Monocular lid suture during the sensitive period early in the life of a kitten disrupts normal development of inputs from the two eyes to the visual cortex, causing a decrease in the fraction of cortical cells responding to the deprived eye1. Such an ocular dominance shift has been assumed to depend on patterned visual experience, because no change in cortical physiology is produced by inequalities between the two eyes in retinal illumination2 or temporally modulated diffuse light stimulation3,4. A higher-level process, involving gating signals from areas outside striate cortex, has been proposed to ensure that sustained changes in synaptic efficacy occur only in response to behaviourally significant visual inputs5. To test whether such a process is necessary for ocular dominance plasticity, we treated 4-week-old kittens with visual deprivation and monocular tetrodotoxin (TTX) injections to create an imbalance in the electrical activities of the two retinas in the absence of patterned vision. After 1 week of treatment we determined the ocular dominance distribution of single units in primary visual cortex.
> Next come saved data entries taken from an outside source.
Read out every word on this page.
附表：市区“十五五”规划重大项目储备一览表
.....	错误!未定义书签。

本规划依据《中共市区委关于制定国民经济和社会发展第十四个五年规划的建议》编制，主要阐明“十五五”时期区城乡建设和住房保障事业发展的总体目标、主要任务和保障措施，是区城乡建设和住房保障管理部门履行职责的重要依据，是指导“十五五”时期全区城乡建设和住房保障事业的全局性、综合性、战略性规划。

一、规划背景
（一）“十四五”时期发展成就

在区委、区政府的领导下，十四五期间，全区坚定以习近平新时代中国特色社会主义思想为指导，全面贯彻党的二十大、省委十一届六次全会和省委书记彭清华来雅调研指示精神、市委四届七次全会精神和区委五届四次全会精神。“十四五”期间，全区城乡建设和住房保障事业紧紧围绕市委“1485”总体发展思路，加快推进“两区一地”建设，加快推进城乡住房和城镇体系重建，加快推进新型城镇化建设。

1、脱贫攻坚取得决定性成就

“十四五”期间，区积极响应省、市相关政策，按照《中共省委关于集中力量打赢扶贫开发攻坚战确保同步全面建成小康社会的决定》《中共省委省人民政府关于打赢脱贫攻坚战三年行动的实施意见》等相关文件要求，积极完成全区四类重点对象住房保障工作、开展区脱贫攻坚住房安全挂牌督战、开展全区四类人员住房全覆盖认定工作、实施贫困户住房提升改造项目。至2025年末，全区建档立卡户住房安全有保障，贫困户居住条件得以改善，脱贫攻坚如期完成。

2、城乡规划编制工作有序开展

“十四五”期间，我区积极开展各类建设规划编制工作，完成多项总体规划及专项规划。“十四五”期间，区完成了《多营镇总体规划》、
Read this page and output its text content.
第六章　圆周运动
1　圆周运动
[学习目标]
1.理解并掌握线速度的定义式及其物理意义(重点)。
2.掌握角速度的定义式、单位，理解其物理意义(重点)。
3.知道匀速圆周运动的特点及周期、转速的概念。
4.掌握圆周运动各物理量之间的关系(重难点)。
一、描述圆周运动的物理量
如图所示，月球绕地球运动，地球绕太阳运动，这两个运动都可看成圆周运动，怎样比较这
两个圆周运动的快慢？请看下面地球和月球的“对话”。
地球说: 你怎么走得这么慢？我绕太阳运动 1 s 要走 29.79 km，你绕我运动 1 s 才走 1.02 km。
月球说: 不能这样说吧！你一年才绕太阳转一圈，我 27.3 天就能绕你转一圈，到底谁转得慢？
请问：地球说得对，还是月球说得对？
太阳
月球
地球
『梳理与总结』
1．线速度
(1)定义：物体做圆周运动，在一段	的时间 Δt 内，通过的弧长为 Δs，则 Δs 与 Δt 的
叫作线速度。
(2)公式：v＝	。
In all kittens studied, a significant ocular dominance shift was found. In addition to this physiological change, there was an anatomical change in the lateral geniculate nucleus, where cells were larger in laminae receiving input from the more active eye. Our results indicate that patterned vision is not necessary for visual cortical plasticity, and that an imbalance in spontaneous retinal activity alone can produce a significant ocular dominance shift.